Pengunggah video tersebut menanyakan apakah kritik terhadap kondisi infrastruktur bisa dianggap sebagai pencemaran nama baik atau pelanggaran UU ITE. Ia menegaskan bahwa unggahan tersebut hanya menyampaikan fakta tanpa menyebutkan pihak tertentu secara eksplisit. Hal ini menimbulkan pertanyaan besar tentang bagaimana hukum digunakan untuk menekan warga yang ingin menyampaikan keluhan mereka.
Video tersebut telah mendapatkan lebih dari 1.000 komentar di media sosial, dengan banyak warganet mengecam tindakan represif yang dilakukan oleh aparat desa. Beberapa komentar bahkan menyatakan ketidakpuasan terhadap cara pemerintah desa menangani keluhan masyarakat. Salah satu pengguna menulis, “Jika tidak ingin dikritik, jangan jadi pemdes. Jadi pengangguran saja. Posting terus ke sosmed, biar dana desa diaudit.”

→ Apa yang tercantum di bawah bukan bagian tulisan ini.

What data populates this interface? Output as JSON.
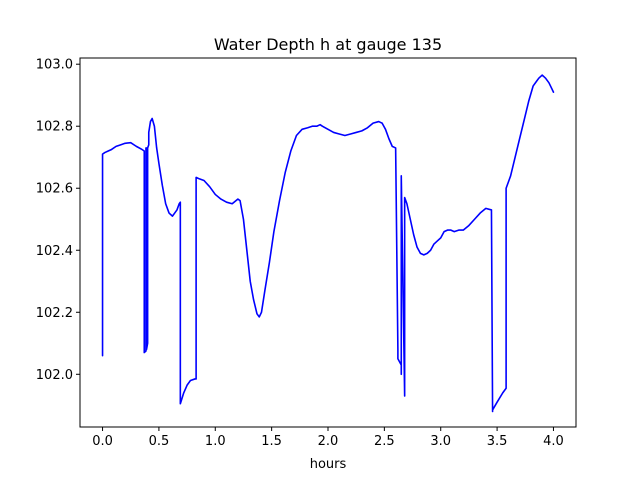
{
  "chart_data": {
    "type": "line",
    "title": "Water Depth h at gauge 135",
    "xlabel": "hours",
    "ylabel": "",
    "xlim": [
      -0.2,
      4.2
    ],
    "ylim": [
      101.83,
      103.02
    ],
    "xticks": [
      0.0,
      0.5,
      1.0,
      1.5,
      2.0,
      2.5,
      3.0,
      3.5,
      4.0
    ],
    "xtick_labels": [
      "0.0",
      "0.5",
      "1.0",
      "1.5",
      "2.0",
      "2.5",
      "3.0",
      "3.5",
      "4.0"
    ],
    "yticks": [
      102.0,
      102.2,
      102.4,
      102.6,
      102.8,
      103.0
    ],
    "ytick_labels": [
      "102.0",
      "102.2",
      "102.4",
      "102.6",
      "102.8",
      "103.0"
    ],
    "grid": false,
    "series": [
      {
        "name": "",
        "color": "#0000ff",
        "x": [
          0.0,
          0.0,
          0.02,
          0.05,
          0.08,
          0.12,
          0.16,
          0.2,
          0.25,
          0.3,
          0.35,
          0.37,
          0.37,
          0.385,
          0.385,
          0.39,
          0.39,
          0.4,
          0.4,
          0.41,
          0.41,
          0.425,
          0.44,
          0.46,
          0.48,
          0.5,
          0.53,
          0.56,
          0.59,
          0.62,
          0.64,
          0.66,
          0.68,
          0.69,
          0.69,
          0.72,
          0.75,
          0.78,
          0.82,
          0.83,
          0.83,
          0.86,
          0.9,
          0.95,
          1.0,
          1.05,
          1.1,
          1.15,
          1.2,
          1.22,
          1.25,
          1.28,
          1.31,
          1.34,
          1.37,
          1.39,
          1.41,
          1.44,
          1.48,
          1.52,
          1.57,
          1.62,
          1.67,
          1.72,
          1.77,
          1.82,
          1.86,
          1.9,
          1.93,
          1.95,
          2.0,
          2.05,
          2.1,
          2.15,
          2.2,
          2.25,
          2.3,
          2.35,
          2.4,
          2.45,
          2.48,
          2.51,
          2.54,
          2.57,
          2.6,
          2.62,
          2.62,
          2.65,
          2.65,
          2.65,
          2.68,
          2.68,
          2.7,
          2.73,
          2.76,
          2.79,
          2.82,
          2.85,
          2.88,
          2.91,
          2.94,
          2.97,
          3.0,
          3.03,
          3.06,
          3.09,
          3.12,
          3.16,
          3.2,
          3.25,
          3.3,
          3.35,
          3.4,
          3.45,
          3.46,
          3.46,
          3.5,
          3.55,
          3.58,
          3.58,
          3.62,
          3.66,
          3.7,
          3.74,
          3.78,
          3.82,
          3.85,
          3.87,
          3.9,
          3.93,
          3.96,
          3.98,
          4.0
        ],
        "y": [
          102.06,
          102.71,
          102.715,
          102.72,
          102.725,
          102.735,
          102.74,
          102.745,
          102.747,
          102.735,
          102.725,
          102.72,
          102.07,
          102.075,
          102.73,
          102.73,
          102.08,
          102.1,
          102.73,
          102.74,
          102.78,
          102.815,
          102.825,
          102.8,
          102.73,
          102.68,
          102.61,
          102.55,
          102.52,
          102.51,
          102.52,
          102.53,
          102.55,
          102.555,
          101.905,
          101.94,
          101.965,
          101.98,
          101.985,
          101.985,
          102.635,
          102.63,
          102.625,
          102.605,
          102.58,
          102.565,
          102.555,
          102.55,
          102.565,
          102.56,
          102.5,
          102.4,
          102.3,
          102.24,
          102.195,
          102.185,
          102.2,
          102.27,
          102.36,
          102.46,
          102.56,
          102.65,
          102.72,
          102.77,
          102.79,
          102.795,
          102.8,
          102.8,
          102.805,
          102.8,
          102.79,
          102.78,
          102.775,
          102.77,
          102.775,
          102.78,
          102.785,
          102.795,
          102.81,
          102.815,
          102.81,
          102.79,
          102.76,
          102.735,
          102.73,
          102.08,
          102.05,
          102.03,
          102.0,
          102.64,
          101.93,
          102.57,
          102.55,
          102.5,
          102.45,
          102.41,
          102.39,
          102.385,
          102.39,
          102.4,
          102.42,
          102.43,
          102.44,
          102.46,
          102.465,
          102.465,
          102.46,
          102.465,
          102.465,
          102.48,
          102.5,
          102.52,
          102.535,
          102.53,
          101.88,
          101.885,
          101.91,
          101.94,
          101.955,
          102.6,
          102.64,
          102.7,
          102.76,
          102.82,
          102.88,
          102.93,
          102.945,
          102.955,
          102.965,
          102.955,
          102.94,
          102.925,
          102.91
        ]
      }
    ]
  }
}
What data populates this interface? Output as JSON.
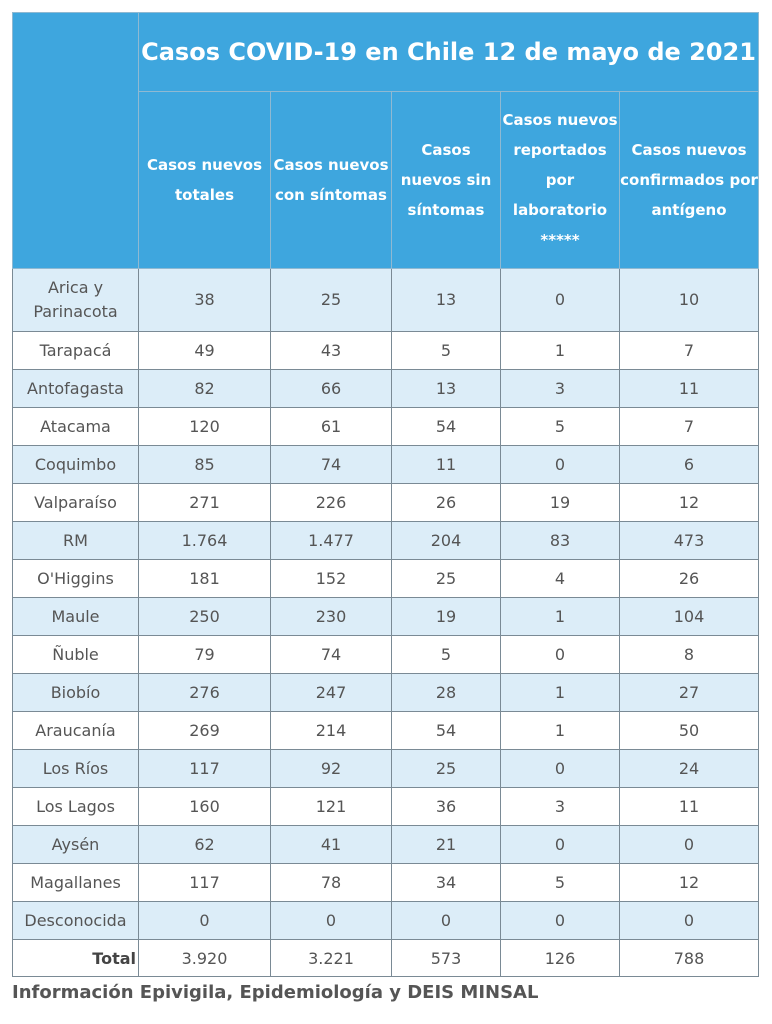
{
  "title": "Casos COVID-19 en Chile 12 de mayo de 2021",
  "columns": [
    "Casos nuevos totales",
    "Casos nuevos con síntomas",
    "Casos nuevos sin síntomas",
    "Casos nuevos reportados por laboratorio *****",
    "Casos nuevos confirmados por antígeno"
  ],
  "rows": [
    {
      "region": "Arica y Parinacota",
      "values": [
        "38",
        "25",
        "13",
        "0",
        "10"
      ]
    },
    {
      "region": "Tarapacá",
      "values": [
        "49",
        "43",
        "5",
        "1",
        "7"
      ]
    },
    {
      "region": "Antofagasta",
      "values": [
        "82",
        "66",
        "13",
        "3",
        "11"
      ]
    },
    {
      "region": "Atacama",
      "values": [
        "120",
        "61",
        "54",
        "5",
        "7"
      ]
    },
    {
      "region": "Coquimbo",
      "values": [
        "85",
        "74",
        "11",
        "0",
        "6"
      ]
    },
    {
      "region": "Valparaíso",
      "values": [
        "271",
        "226",
        "26",
        "19",
        "12"
      ]
    },
    {
      "region": "RM",
      "values": [
        "1.764",
        "1.477",
        "204",
        "83",
        "473"
      ]
    },
    {
      "region": "O'Higgins",
      "values": [
        "181",
        "152",
        "25",
        "4",
        "26"
      ]
    },
    {
      "region": "Maule",
      "values": [
        "250",
        "230",
        "19",
        "1",
        "104"
      ]
    },
    {
      "region": "Ñuble",
      "values": [
        "79",
        "74",
        "5",
        "0",
        "8"
      ]
    },
    {
      "region": "Biobío",
      "values": [
        "276",
        "247",
        "28",
        "1",
        "27"
      ]
    },
    {
      "region": "Araucanía",
      "values": [
        "269",
        "214",
        "54",
        "1",
        "50"
      ]
    },
    {
      "region": "Los Ríos",
      "values": [
        "117",
        "92",
        "25",
        "0",
        "24"
      ]
    },
    {
      "region": "Los Lagos",
      "values": [
        "160",
        "121",
        "36",
        "3",
        "11"
      ]
    },
    {
      "region": "Aysén",
      "values": [
        "62",
        "41",
        "21",
        "0",
        "0"
      ]
    },
    {
      "region": "Magallanes",
      "values": [
        "117",
        "78",
        "34",
        "5",
        "12"
      ]
    },
    {
      "region": "Desconocida",
      "values": [
        "0",
        "0",
        "0",
        "0",
        "0"
      ]
    }
  ],
  "total": {
    "label": "Total",
    "values": [
      "3.920",
      "3.221",
      "573",
      "126",
      "788"
    ]
  },
  "footer": "Información Epivigila, Epidemiología y DEIS MINSAL"
}
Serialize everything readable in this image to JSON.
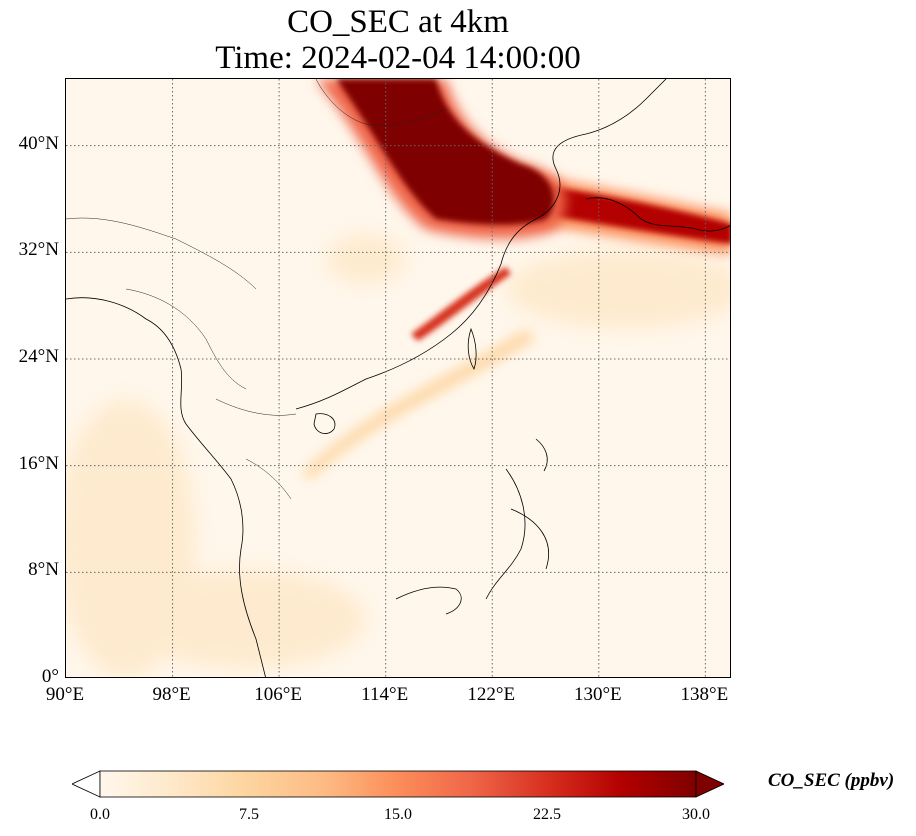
{
  "title": {
    "line1": "CO_SEC at 4km",
    "line2": "Time: 2024-02-04 14:00:00"
  },
  "map": {
    "projection": "PlateCarree",
    "lon_range": [
      90,
      140
    ],
    "lat_range": [
      0,
      45
    ],
    "gridlines": "dotted",
    "lat_ticks": [
      {
        "value": 0,
        "label": "0°"
      },
      {
        "value": 8,
        "label": "8°N"
      },
      {
        "value": 16,
        "label": "16°N"
      },
      {
        "value": 24,
        "label": "24°N"
      },
      {
        "value": 32,
        "label": "32°N"
      },
      {
        "value": 40,
        "label": "40°N"
      }
    ],
    "lon_ticks": [
      {
        "value": 90,
        "label": "90°E"
      },
      {
        "value": 98,
        "label": "98°E"
      },
      {
        "value": 106,
        "label": "106°E"
      },
      {
        "value": 114,
        "label": "114°E"
      },
      {
        "value": 122,
        "label": "122°E"
      },
      {
        "value": 130,
        "label": "130°E"
      },
      {
        "value": 138,
        "label": "138°E"
      }
    ],
    "background_color": "#fff7ec",
    "features": [
      {
        "name": "main-plume-northern-china",
        "peak_value": 30
      },
      {
        "name": "plume-over-east-sea-to-japan",
        "peak_value": 30
      },
      {
        "name": "narrow-band-taiwan-strait",
        "peak_value": 22
      },
      {
        "name": "light-streak-south-china-sea",
        "peak_value": 6
      }
    ]
  },
  "colorbar": {
    "label": "CO_SEC (ppbv)",
    "colormap": "OrRd",
    "vmin": 0,
    "vmax": 30,
    "extend": "both",
    "colors": [
      "#fff7ec",
      "#fee8c8",
      "#fdd49e",
      "#fdbb84",
      "#fc8d59",
      "#ef6548",
      "#d7301f",
      "#b30000",
      "#7f0000"
    ],
    "ticks": [
      {
        "value": 0,
        "label": "0.0"
      },
      {
        "value": 7.5,
        "label": "7.5"
      },
      {
        "value": 15,
        "label": "15.0"
      },
      {
        "value": 22.5,
        "label": "22.5"
      },
      {
        "value": 30,
        "label": "30.0"
      }
    ]
  }
}
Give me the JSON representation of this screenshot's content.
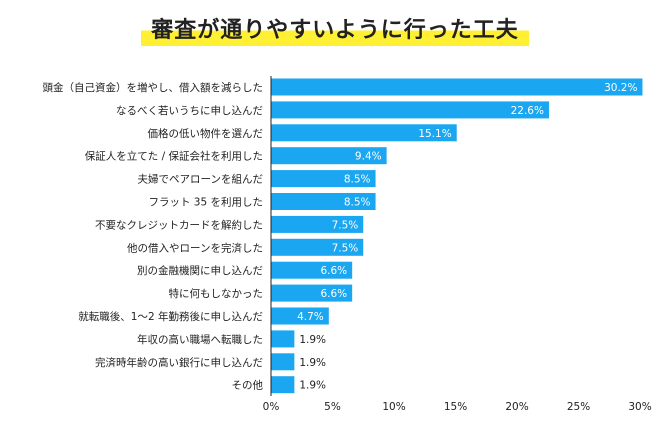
{
  "title": "審査が通りやすいように行った工夫",
  "colors": {
    "bar": "#1aa6f0",
    "highlight": "#fff033",
    "axis": "#222222",
    "grid": "#dddddd"
  },
  "chart_data": {
    "type": "bar",
    "orientation": "horizontal",
    "title": "審査が通りやすいように行った工夫",
    "categories": [
      "頭金（自己資金）を増やし、借入額を減らした",
      "なるべく若いうちに申し込んだ",
      "価格の低い物件を選んだ",
      "保証人を立てた / 保証会社を利用した",
      "夫婦でペアローンを組んだ",
      "フラット 35 を利用した",
      "不要なクレジットカードを解約した",
      "他の借入やローンを完済した",
      "別の金融機関に申し込んだ",
      "特に何もしなかった",
      "就転職後、1～2 年勤務後に申し込んだ",
      "年収の高い職場へ転職した",
      "完済時年齢の高い銀行に申し込んだ",
      "その他"
    ],
    "values": [
      30.2,
      22.6,
      15.1,
      9.4,
      8.5,
      8.5,
      7.5,
      7.5,
      6.6,
      6.6,
      4.7,
      1.9,
      1.9,
      1.9
    ],
    "value_labels": [
      "30.2%",
      "22.6%",
      "15.1%",
      "9.4%",
      "8.5%",
      "8.5%",
      "7.5%",
      "7.5%",
      "6.6%",
      "6.6%",
      "4.7%",
      "1.9%",
      "1.9%",
      "1.9%"
    ],
    "xlim": [
      0,
      30
    ],
    "xticks": [
      0,
      5,
      10,
      15,
      20,
      25,
      30
    ],
    "xtick_labels": [
      "0%",
      "5%",
      "10%",
      "15%",
      "20%",
      "25%",
      "30%"
    ],
    "grid": false
  }
}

Selain itu, ada juga netizen yang memberikan dukungan kepada pengunggah agar tidak takut menghadapi tekanan. Mereka menilai bahwa jika postingan benar adanya, maka tidak seharusnya ada laporan pencemaran nama baik. Bahkan, beberapa dari mereka menyarankan agar pengunggah melaporkan balik jika ada tindakan yang tidak sesuai.
Fenomena jalan rusak yang viral di media sosial bukanlah hal baru. Namun, kasus di Indramayu ini memiliki ciri khas karena adanya dugaan intimidasi terhadap pengunggah. Hal ini mencerminkan bahwa pemerintah desa mungkin tidak siap menerima kritik dari masyarakat. Selain itu, kasus ini juga menyoroti penggunaan pasal UU ITE dalam menangani kritik sosial, yang sering kali dianggap sebagai bentuk pembungkaman suara rakyat.
Kasus ini juga memperkuat isu tentang transparansi penggunaan dana desa. Banyak warganet mendesak agar inspektorat dan aparat penegak hukum melakukan audit terhadap penggunaan anggaran pembangunan jalan di wilayah tersebut. Mereka khawatir ada indikasi penyelewengan yang tidak terlihat oleh masyarakat.
Selain itu, banyak komentar yang menyentuh soal transparansi. Seorang pengguna menulis, “Kalau jalan benar-benar diperbaiki, tidak mungkin warga komplain. Justru yang menutup kritik biasanya ada sesuatu yang disembunyikan.” Ini menunjukkan bahwa masyarakat mulai curiga terhadap tindakan pemerintah desa yang tidak transparan.
Sampai saat ini, belum ada keterangan resmi dari pihak pemerintah desa maupun kepolisian terkait polemik ini. Namun, masyarakat tetap menantikan kejelasan agar tidak ada lagi praktik pembungkaman suara rakyat di media sosial.
Kasus ini menjadi contoh bagaimana kritik warga bisa berubah menjadi masalah hukum. Publik berharap agar kejadian seperti ini menjadi pelajaran penting bagi aparatur desa untuk lebih terbuka dan menerima masukan demi perbaikan pelayanan kepada masyarakat. Pada akhirnya, viralnya video jalan rusak ini menunjukkan bahwa media sosial tetap menjadi ruang penting bagi warga dalam menyuarakan aspirasi. Namun, kasus intimidasi semacam ini justru berpotensi mencederai demokrasi dan memperlebar jurang ketidakpercayaan masyarakat terhadap pemerintah desa.